Другая хронология катастрофы 1941. Падение «сталинских соколов»
Шрифт:
При таком уровне лётной и стрелковой подготовки экипажей 235 новейших, только с завода, истребителей (две полнокомплектные истребительные эскадры по меркам Люфтваффе) представляли собой весьма сомнительную боевую ценность. Ситуация усугублялась тем, что остававшиеся в полках в значительном количестве «ишаки» были сильно изношены. На 15 мая 1941 г. в дивизии числилось 84 И-16, из которых 67 – морально и физические устаревшие модификации с мотором М-25 (ветераны испанской войны), доля исправных среди которых не превышала 50%. Полноценно оснащённым «истребителями старых типов» мог считаться один только 129-й ИАП (тот самый, который встретил начало войны на аэродроме Тарново у границы), в котором числились 52 И-153 в хорошем техническом состоянии. (203)

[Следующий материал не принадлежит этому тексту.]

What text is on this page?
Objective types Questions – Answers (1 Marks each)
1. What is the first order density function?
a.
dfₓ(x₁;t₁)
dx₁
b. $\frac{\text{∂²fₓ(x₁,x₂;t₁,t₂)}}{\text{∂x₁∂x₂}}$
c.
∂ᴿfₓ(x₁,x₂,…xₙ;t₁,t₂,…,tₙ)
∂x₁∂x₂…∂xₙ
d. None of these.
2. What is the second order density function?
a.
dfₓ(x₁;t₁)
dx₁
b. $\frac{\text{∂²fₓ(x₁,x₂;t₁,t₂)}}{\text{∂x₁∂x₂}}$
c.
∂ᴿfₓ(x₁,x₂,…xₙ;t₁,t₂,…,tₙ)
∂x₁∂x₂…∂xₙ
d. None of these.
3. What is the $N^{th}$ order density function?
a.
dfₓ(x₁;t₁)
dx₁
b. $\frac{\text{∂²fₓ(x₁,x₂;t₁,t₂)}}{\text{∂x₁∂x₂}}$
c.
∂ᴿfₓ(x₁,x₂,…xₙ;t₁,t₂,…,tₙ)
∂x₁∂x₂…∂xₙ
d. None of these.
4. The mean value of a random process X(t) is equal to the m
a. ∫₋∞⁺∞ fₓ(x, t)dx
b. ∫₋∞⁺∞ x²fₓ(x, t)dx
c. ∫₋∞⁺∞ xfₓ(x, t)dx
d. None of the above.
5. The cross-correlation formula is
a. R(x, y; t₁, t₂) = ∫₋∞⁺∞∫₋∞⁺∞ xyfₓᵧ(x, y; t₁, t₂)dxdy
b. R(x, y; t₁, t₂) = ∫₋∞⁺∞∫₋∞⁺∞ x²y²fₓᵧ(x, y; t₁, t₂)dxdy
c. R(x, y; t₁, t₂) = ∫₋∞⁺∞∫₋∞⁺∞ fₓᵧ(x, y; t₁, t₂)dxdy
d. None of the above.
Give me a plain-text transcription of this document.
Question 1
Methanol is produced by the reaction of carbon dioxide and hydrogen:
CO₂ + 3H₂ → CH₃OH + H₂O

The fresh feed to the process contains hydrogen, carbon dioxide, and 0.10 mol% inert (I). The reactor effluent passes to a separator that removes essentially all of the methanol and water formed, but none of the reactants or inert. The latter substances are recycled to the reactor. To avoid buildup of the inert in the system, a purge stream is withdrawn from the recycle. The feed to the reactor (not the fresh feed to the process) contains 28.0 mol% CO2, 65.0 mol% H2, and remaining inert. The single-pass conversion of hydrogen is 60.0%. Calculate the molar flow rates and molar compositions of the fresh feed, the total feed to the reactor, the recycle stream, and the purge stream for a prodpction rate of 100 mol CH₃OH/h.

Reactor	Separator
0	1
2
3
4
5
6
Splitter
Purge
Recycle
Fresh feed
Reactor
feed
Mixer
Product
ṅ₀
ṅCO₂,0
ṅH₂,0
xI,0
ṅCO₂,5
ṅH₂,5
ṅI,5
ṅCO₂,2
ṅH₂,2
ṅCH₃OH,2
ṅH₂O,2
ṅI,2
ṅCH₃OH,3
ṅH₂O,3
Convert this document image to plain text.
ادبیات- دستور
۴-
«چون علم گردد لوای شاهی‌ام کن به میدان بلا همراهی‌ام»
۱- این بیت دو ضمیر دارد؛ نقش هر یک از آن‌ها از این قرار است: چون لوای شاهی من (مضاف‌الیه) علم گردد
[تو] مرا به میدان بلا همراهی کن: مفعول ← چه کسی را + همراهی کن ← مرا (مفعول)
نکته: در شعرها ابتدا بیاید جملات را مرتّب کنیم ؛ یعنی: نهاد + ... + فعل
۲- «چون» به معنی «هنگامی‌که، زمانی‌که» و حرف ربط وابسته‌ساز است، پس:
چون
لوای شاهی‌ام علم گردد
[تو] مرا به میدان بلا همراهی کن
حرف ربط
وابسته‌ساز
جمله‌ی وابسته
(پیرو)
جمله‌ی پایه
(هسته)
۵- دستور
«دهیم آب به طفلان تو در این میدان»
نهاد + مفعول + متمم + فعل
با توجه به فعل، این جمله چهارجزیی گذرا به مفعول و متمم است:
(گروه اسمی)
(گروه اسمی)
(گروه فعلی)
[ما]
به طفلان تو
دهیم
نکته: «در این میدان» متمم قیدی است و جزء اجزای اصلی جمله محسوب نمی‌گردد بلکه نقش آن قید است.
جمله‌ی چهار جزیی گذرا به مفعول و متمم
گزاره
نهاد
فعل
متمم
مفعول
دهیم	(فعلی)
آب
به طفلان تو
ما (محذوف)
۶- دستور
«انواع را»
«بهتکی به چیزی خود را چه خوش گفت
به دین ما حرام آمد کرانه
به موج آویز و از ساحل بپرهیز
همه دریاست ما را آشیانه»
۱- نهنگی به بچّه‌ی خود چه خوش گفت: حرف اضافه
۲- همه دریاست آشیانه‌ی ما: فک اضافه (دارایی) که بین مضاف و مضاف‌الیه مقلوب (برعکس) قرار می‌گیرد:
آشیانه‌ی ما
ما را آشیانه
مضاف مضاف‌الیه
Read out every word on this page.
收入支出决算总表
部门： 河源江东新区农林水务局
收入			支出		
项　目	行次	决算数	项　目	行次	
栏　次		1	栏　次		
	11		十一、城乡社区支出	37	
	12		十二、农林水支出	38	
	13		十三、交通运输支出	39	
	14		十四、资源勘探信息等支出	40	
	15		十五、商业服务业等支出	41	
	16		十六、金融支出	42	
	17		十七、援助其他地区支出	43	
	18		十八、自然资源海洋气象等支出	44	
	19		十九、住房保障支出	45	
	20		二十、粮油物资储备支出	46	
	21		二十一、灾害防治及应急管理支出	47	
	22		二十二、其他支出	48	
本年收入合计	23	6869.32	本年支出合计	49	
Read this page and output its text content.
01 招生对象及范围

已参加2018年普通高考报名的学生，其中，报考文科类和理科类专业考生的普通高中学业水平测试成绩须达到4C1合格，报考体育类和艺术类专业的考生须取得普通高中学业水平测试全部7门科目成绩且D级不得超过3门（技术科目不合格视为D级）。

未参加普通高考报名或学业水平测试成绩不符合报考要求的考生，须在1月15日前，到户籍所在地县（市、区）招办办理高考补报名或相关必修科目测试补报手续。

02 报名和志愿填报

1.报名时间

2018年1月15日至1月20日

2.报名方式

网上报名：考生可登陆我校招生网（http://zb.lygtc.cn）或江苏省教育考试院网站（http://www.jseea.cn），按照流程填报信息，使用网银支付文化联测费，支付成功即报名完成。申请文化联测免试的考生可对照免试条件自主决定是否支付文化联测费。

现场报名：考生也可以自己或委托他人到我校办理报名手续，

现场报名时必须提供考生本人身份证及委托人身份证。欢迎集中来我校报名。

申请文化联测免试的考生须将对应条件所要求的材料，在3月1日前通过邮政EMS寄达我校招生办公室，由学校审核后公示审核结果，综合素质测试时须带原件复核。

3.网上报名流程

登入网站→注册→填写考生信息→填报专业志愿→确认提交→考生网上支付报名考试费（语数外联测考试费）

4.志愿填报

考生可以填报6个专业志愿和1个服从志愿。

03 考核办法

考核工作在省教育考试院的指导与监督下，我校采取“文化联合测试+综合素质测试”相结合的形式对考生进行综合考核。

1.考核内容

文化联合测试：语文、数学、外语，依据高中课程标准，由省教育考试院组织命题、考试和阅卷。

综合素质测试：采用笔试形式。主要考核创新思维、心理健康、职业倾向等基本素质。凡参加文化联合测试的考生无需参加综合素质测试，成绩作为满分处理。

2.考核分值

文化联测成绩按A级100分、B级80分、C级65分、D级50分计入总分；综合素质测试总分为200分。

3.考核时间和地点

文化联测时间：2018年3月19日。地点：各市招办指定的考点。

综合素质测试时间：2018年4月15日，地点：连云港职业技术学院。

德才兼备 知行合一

17 мая 1941 г. вышел приказ, в соответствии с которым «для приближения боевой работы
Если посмотреть на карту, то становится вполне понятным – для решения какой задачи самая мощная (в теории) авиадивизия округа оказалась там, где её застал неожиданный удар противника («На 3-й день операции подвижными частями овладеть Седлец и на 5-й день переправами на р. Висла… В дальнейшем иметь в виду действия на Радом… Для обеспечения главного удара фронта нанести вспомогательный удар в направлении Белосток – Варшава»). В районе Белостока развёртывался 6-й мехкорпус (самый мощный не только среди мехкорпусов Западного ОВО, но и во всей Красной Армии), в районе Вельска – 13-й МК. Вот их наступление и предстояло прикрыть с воздуха истребителям 9-й САД. Для немцев же полоса, в которой находилась 9-я САД, была всего лишь пассивным участком фронта, на котором несколько дивизий вермахта должны были своими отвлекающими действиями сковать главную группировку советских войск.
Соответственно с этим распределялись и авиагруппы Люфтваффе. 2-й авиакорпус своими главными силами должен был поддержать прорыв танков Гудериана через Брест, Кобрин на Барановичи; именно там будут действовать пикировщики эскадры StG-77 и истребители Мёлдерса (эскадра JG-51). Отвлекать от решения основной задачи значительные ресурсы немцы не могли, и для удара по аэродромам 9-й САД у них фактически оставались лишь «горизонтальные» бомбардировщики эскадр KG-3 (аэродром Демблин), KG-53 (аэродромы Радзынь, Радом и Груец) и многоцелевые Ме-110 из эскадры SKG-210 (Радзынь, Рогожничка).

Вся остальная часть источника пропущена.